Specifically, I was reminded of a time when I was riding the bus home late at night. There were only two other people on the bus, and when I was about four stops away from home, a third guy got on the bus. He was on his cell phone, so when he said, “Hello Beautiful”, I assumed it was to his phone mate. I looked out the window. He sat down in the seat in front of me, turned to me, hung up his phone and said, “I said HELLO BEAUTIFUL!”
I should interject here that how I handle strangers approaching me depends greatly on my mood. There are times when I’m open to chance conversations and times when I am abruptly rude in avoidance of them. There are times when the person frightens me and I give them the “don’t mess with me look” and times when I am entertained and give them the bemused glance. In this case, I wasn’t frightened, and I was in a good mood, so I glanced back at him to assess the situation.
That was incentive enough for him to start telling me about his weekend. The content of the conversation wasn’t all that interesting. It was babble mostly, and the ride before my stop was short, so it didn’t contain much. When my stop came, I pulled the cord and stood to exit the bus. He stood up, blocking the aisle. It gave me a good look at him – with a straw cowboy hat on his head and snakeskin boots on his feet, this guy could’ve been straight out of Texas. Except that the rest of his attire was straight out of ghetto fabulous magazine. Strands of spit crossed his gums, linking his two front teeth in the gap where a third tooth could have fit.
I moved to go past him and he said, “I just got to give you a hug” and he reached out and put his arms around me. I laughed. He kissed my cheek, and then he stepped aside and I made my way off the bus and went home.
Later, on the telephone with a friend from back home, I mentioned the incident in passing. He panicked on my behalf, “you let a crazy kiss you?!” I explained to him that it was a safe situation, that the guy hadn’t bothered me, that it was just one of those eccentric people in a strange situation in a city which tolerates oddities.
“I know you know how to take care of yourself,” he told me, “but that’s why I like L.A. so much better than San Francisco”.
“What do you mean?” I asked.
“The crazies are just too close to you guys there. They’re kissing you on the bus, they’re outside your front door.”
“And it’s better to push them off to the fringes of the bad neighborhoods?” I asked.

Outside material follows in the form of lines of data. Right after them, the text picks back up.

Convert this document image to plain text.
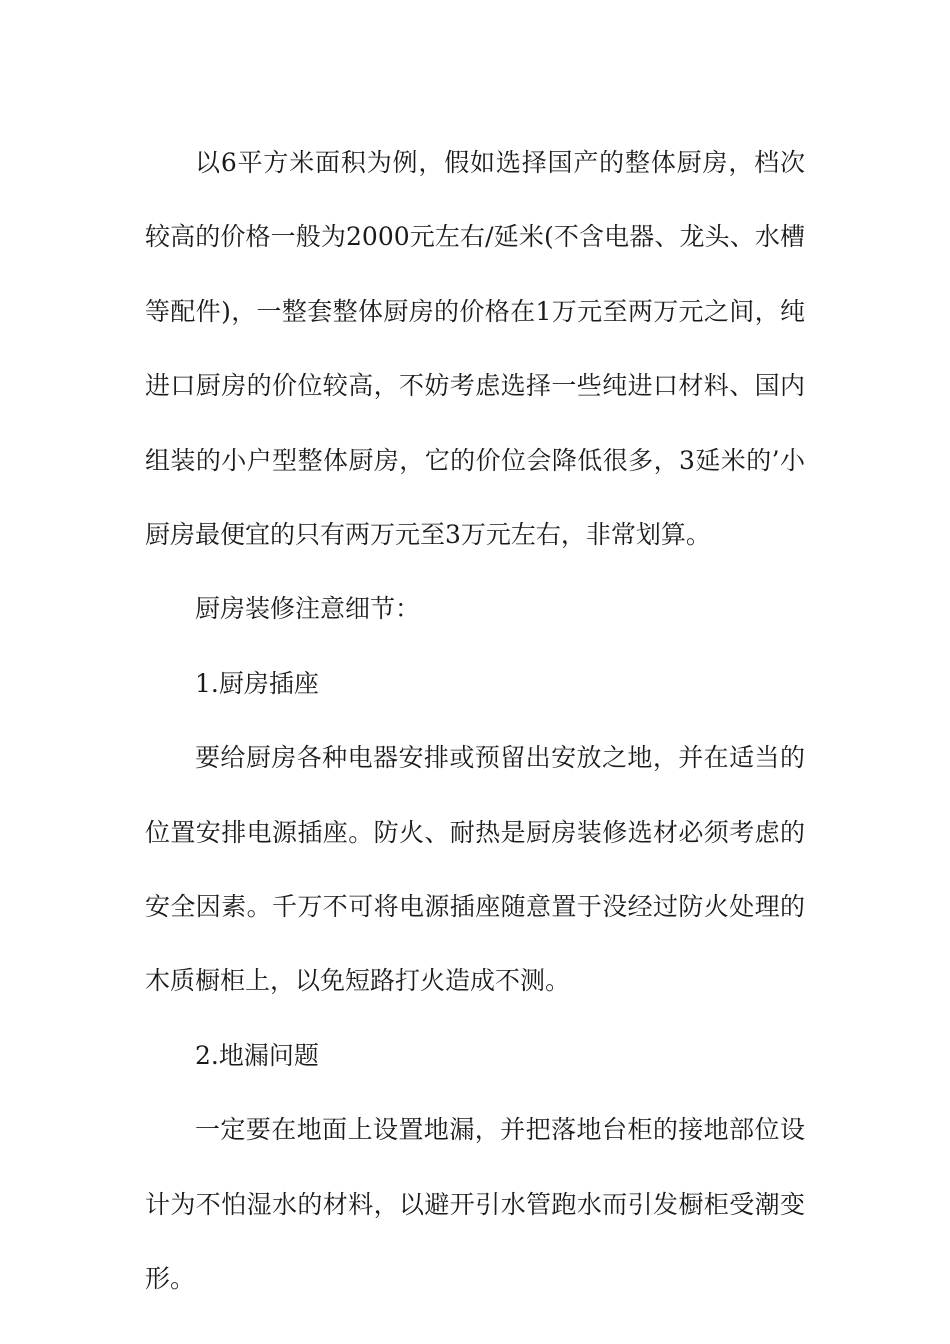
以6平方米面积为例，假如选择国产的整体厨房，档次较高的价格一般为2000元左右/延米(不含电器、龙头、水槽等配件)，一整套整体厨房的价格在1万元至两万元之间，纯进口厨房的价位较高，不妨考虑选择一些纯进口材料、国内组装的小户型整体厨房，它的价位会降低很多，3延米的’小厨房最便宜的只有两万元至3万元左右，非常划算。

厨房装修注意细节：

1.厨房插座

要给厨房各种电器安排或预留出安放之地，并在适当的位置安排电源插座。防火、耐热是厨房装修选材必须考虑的安全因素。千万不可将电源插座随意置于没经过防火处理的木质橱柜上，以免短路打火造成不测。

2.地漏问题

一定要在地面上设置地漏，并把落地台柜的接地部位设计为不怕湿水的材料，以避开引水管跑水而引发橱柜受潮变形。
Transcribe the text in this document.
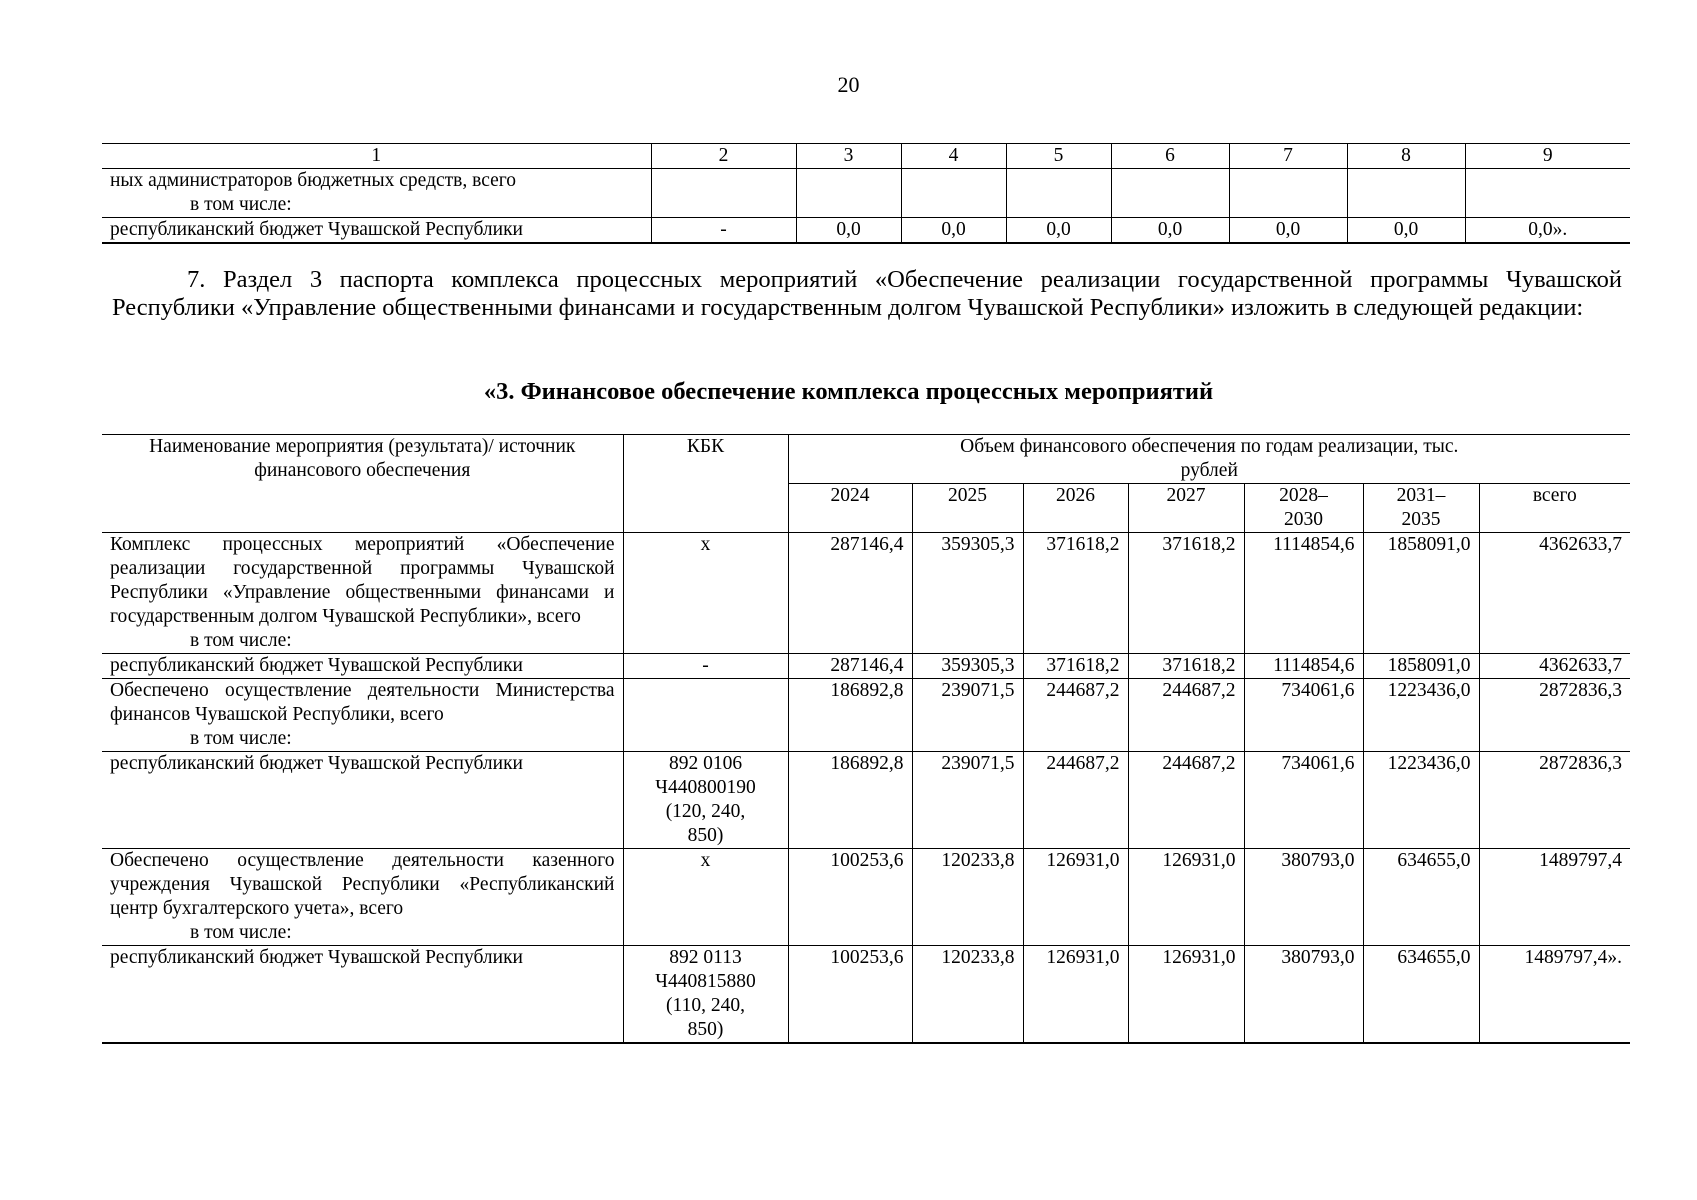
20
1	2	3	4	5	6	7	8	9
ных администраторов бюджетных средств, всего
в том числе:								

республиканский бюджет Чувашской Республики	-	0,0	0,0	0,0	0,0	0,0	0,0	0,0».
7. Раздел 3 паспорта комплекса процессных мероприятий «Обеспечение реализации государственной программы Чувашской Республики «Управление общественными финансами и государственным долгом Чувашской Республики» изложить в следующей редакции:
«3. Финансовое обеспечение комплекса процессных мероприятий
Наименование мероприятия (результата)/ источник финансового обеспечения	КБК	Объем финансового обеспечения по годам реализации, тыс. рублей						
		2024	2025	2026	2027	2028–2030	2031–2035	всего
Комплекс процессных мероприятий «Обеспечение реализации государственной программы Чувашской Республики «Управление общественными финансами и государственным долгом Чувашской Республики», всего
в том числе:	х	287146,4	359305,3	371618,2	371618,2	1114854,6	1858091,0	4362633,7
республиканский бюджет Чувашской Республики	-	287146,4	359305,3	371618,2	371618,2	1114854,6	1858091,0	4362633,7
Обеспечено осуществление деятельности Министерства финансов Чувашской Республики, всего
в том числе:		186892,8	239071,5	244687,2	244687,2	734061,6	1223436,0	2872836,3
республиканский бюджет Чувашской Республики	892 0106 Ч440800190 (120, 240, 850)	186892,8	239071,5	244687,2	244687,2	734061,6	1223436,0	2872836,3
Обеспечено осуществление деятельности казенного учреждения Чувашской Республики «Республиканский центр бухгалтерского учета», всего
в том числе:	х	100253,6	120233,8	126931,0	126931,0	380793,0	634655,0	1489797,4
республиканский бюджет Чувашской Республики	892 0113 Ч440815880 (110, 240, 850)	100253,6	120233,8	126931,0	126931,0	380793,0	634655,0	1489797,4».
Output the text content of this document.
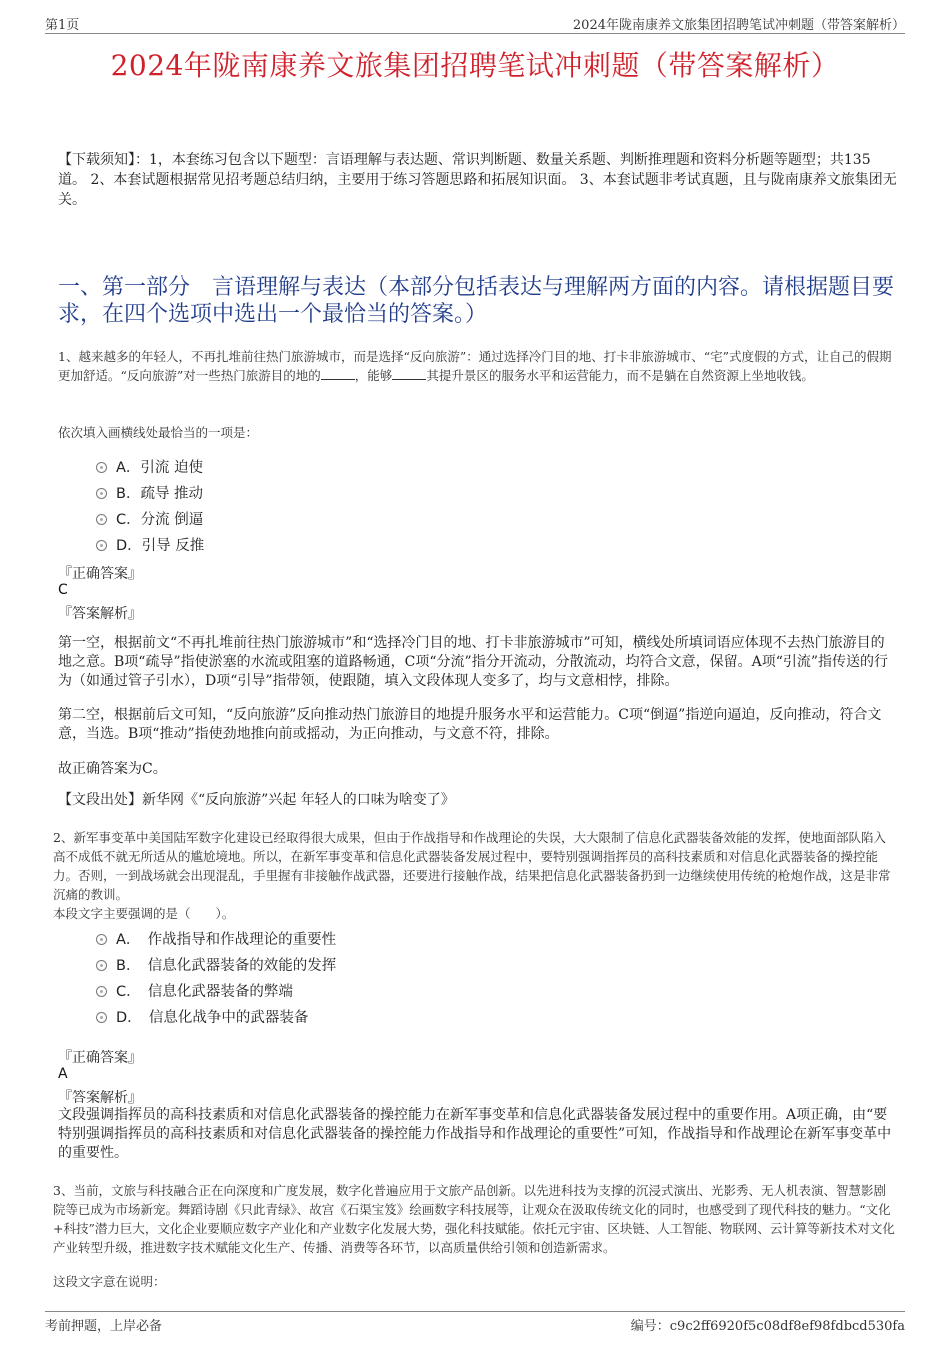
第1页	2024年陇南康养文旅集团招聘笔试冲刺题（带答案解析）
2024年陇南康养文旅集团招聘笔试冲刺题（带答案解析）
【下载须知】：1，本套练习包含以下题型：言语理解与表达题、常识判断题、数量关系题、判断推理题和资料分析题等题型；共135道。 2、本套试题根据常见招考题总结归纳，主要用于练习答题思路和拓展知识面。 3、本套试题非考试真题，且与陇南康养文旅集团无关。
一、第一部分　言语理解与表达（本部分包括表达与理解两方面的内容。请根据题目要求，在四个选项中选出一个最恰当的答案。）
1、越来越多的年轻人，不再扎堆前往热门旅游城市，而是选择“反向旅游”：通过选择冷门目的地、打卡非旅游城市、“宅”式度假的方式，让自己的假期更加舒适。“反向旅游”对一些热门旅游目的地的	，能够	其提升景区的服务水平和运营能力，而不是躺在自然资源上坐地收钱。
依次填入画横线处最恰当的一项是：
A．引流 迫使
B．疏导 推动
C．分流 倒逼
D．引导 反推
『正确答案』
C
『答案解析』
第一空，根据前文“不再扎堆前往热门旅游城市”和“选择冷门目的地、打卡非旅游城市”可知，横线处所填词语应体现不去热门旅游目的地之意。B项“疏导”指使淤塞的水流或阻塞的道路畅通，C项“分流”指分开流动，分散流动，均符合文意，保留。A项“引流”指传送的行为（如通过管子引水），D项“引导”指带领，使跟随，填入文段体现人变多了，均与文意相悖，排除。
第二空，根据前后文可知，“反向旅游”反向推动热门旅游目的地提升服务水平和运营能力。C项“倒逼”指逆向逼迫，反向推动，符合文意，当选。B项“推动”指使劲地推向前或摇动，为正向推动，与文意不符，排除。
故正确答案为C。
【文段出处】新华网《“反向旅游”兴起 年轻人的口味为啥变了》
2、新军事变革中美国陆军数字化建设已经取得很大成果，但由于作战指导和作战理论的失误，大大限制了信息化武器装备效能的发挥，使地面部队陷入高不成低不就无所适从的尴尬境地。所以，在新军事变革和信息化武器装备发展过程中，要特别强调指挥员的高科技素质和对信息化武器装备的操控能力。否则，一到战场就会出现混乱，手里握有非接触作战武器，还要进行接触作战，结果把信息化武器装备扔到一边继续使用传统的枪炮作战，这是非常沉痛的教训。
本段文字主要强调的是（　　）。
A．　作战指导和作战理论的重要性
B．　信息化武器装备的效能的发挥
C．　信息化武器装备的弊端
D．　信息化战争中的武器装备
『正确答案』
A
『答案解析』
文段强调指挥员的高科技素质和对信息化武器装备的操控能力在新军事变革和信息化武器装备发展过程中的重要作用。A项正确，由“要特别强调指挥员的高科技素质和对信息化武器装备的操控能力作战指导和作战理论的重要性”可知，作战指导和作战理论在新军事变革中的重要性。
3、当前，文旅与科技融合正在向深度和广度发展，数字化普遍应用于文旅产品创新。以先进科技为支撑的沉浸式演出、光影秀、无人机表演、智慧影剧院等已成为市场新宠。舞蹈诗剧《只此青绿》、故宫《石渠宝笈》绘画数字科技展等，让观众在汲取传统文化的同时，也感受到了现代科技的魅力。“文化+科技”潜力巨大，文化企业要顺应数字产业化和产业数字化发展大势，强化科技赋能。依托元宇宙、区块链、人工智能、物联网、云计算等新技术对文化产业转型升级，推进数字技术赋能文化生产、传播、消费等各环节，以高质量供给引领和创造新需求。
这段文字意在说明：
考前押题，上岸必备	编号：c9c2ff6920f5c08df8ef98fdbcd530fa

Ultimately, we agreed to disagree. He wants to live in relative comfort. And me? I trust my own character assessments enough to feel comfortable among the crazies. And though it sometimes annoys me to have intrusion upon my life on a regular basis by people I normally wouldn’t have any reason to talk with, I love the fact that I am constantly exposed to that. In other cities, people get in to the bubbles of their cars and go to their bubbles of offices and move within the bubbles of their set social lives. I would stagnate in a bubble life. Here, in San Francisco, people may constantly burst your bubbles but there’s a whole community there to share your experience.